今月の写真
日本の過疎について。特急が3両しかない「本線」

 2016年6月に兵庫県の中部に行った。兵庫県は瀬戸内海から日本海までわたっているから、写真を撮った篠山口(ささやまぐち)駅は、瀬戸内海と日本海から一番遠いところ、つまり山間部にある。
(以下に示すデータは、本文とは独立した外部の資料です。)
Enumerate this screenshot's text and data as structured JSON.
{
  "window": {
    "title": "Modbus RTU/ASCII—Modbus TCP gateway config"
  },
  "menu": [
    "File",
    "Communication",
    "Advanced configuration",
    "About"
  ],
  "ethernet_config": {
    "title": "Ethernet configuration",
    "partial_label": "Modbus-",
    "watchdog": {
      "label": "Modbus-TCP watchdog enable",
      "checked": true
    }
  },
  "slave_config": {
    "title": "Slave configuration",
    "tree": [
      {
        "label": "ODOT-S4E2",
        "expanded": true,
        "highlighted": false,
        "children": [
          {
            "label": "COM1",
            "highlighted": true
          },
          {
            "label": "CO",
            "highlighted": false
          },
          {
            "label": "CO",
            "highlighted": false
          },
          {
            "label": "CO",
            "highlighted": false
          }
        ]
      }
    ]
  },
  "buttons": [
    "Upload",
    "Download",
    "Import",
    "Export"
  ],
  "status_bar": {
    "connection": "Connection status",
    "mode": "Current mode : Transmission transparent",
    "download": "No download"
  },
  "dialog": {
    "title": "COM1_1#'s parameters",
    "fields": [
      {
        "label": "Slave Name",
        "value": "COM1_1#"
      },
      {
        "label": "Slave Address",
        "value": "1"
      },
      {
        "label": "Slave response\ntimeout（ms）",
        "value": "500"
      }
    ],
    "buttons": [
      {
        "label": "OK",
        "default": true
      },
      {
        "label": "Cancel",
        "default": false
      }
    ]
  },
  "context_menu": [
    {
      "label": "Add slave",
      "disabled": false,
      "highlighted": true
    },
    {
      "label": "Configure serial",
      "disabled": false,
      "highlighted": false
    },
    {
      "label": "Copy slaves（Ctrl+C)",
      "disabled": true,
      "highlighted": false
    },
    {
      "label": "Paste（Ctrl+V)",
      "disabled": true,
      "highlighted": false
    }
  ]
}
 ここには福知山線というJR西日本の本線が通っていて、近畿圏から城崎温泉や福知山に伸びている。長さは110kmほどだ。福知山線は1986年にあちこちに新しいレールが敷かれたり新しいトンネルが掘られ、電化・複線化された。だが、福知山線は、かつては山陰地方へ行く主要路線だったが、いまは山陰地方は山陽新幹線と、山越えの伯備線や智頭急行智頭線にその席を譲った。

 このためもあって、この路線に走っている特急は、写真の「こうのとり」だけで、ほぼ1時間に1本、日に14本、走っている。しかし、写真に見られるように、わずか3両のものが多い。3両だと、前後の運転席側には乗客用のドアがないから、全部で4ヶ所しか乗客のためのドアがないことになる。満員のときになにか起きたら逃げられないかもしれない。しかし、私が乗ったときも一車両にせいぜい数人だったから、満員になることは想定もしていないに違いない。

 ここ篠山は、昔から京都に食糧を供給する基地で、いまでも京都の錦市場では、篠山産の農産物が多く売られている。特急では大阪まで40分あまりしかかからない距離だ。

 特急は篠山口のひとつ南では三田(さんだ)に停まる。三田には神戸から私鉄も来ており、大阪方面へ直結している福知山線とともに、京阪神への通勤客のベッドタウンとして人口が増えていて、大型の商業施設も数を増やしている。三田は静かでいい町だったが人口が減って過疎になり、ベッドタウンとして生きる道を選択したのであろう。

 篠山口も同じ夢を見ている。駅前には無料の広い駐車場と、屋根付きの自転車やオートバイの駐輪場を作った。だが、両方とも、ほとんどがら空きである。空気はきれいだが、人口が減ると税収が減り、自治体の運営が苦しくなり、医療や教育のレベルも下がる。ベッドタウンとして生きられるのは都市近郊だけで、それも昼間人口が少なくて愛郷心もない人口だけが増えるという大きな犠牲を払わなければならないが、それも出来ないところを含めて、日本の過疎地帯に共通する悩みだ。

 それにしても、この特急列車は、無理をして強面(こわもて)になったような滑稽な顔をしている。「こうのとり」というイメージにはまったくそぐわない。これに比べると、欧州の列車の顔は、ずっとまともに見える。

 運転席の下にある前面の大きな扉を開けると、なにが入っているのだろう。まさかジェット旅客機のように、気象レーダーが入っていることはないだろうが。

 2011年にJR西日本の新しい特急車両として導入されたもので、南紀方面の特急「くろしお」用と同じものである。アルミ合金のボディーで、営業最高速度は130 km/hとされている。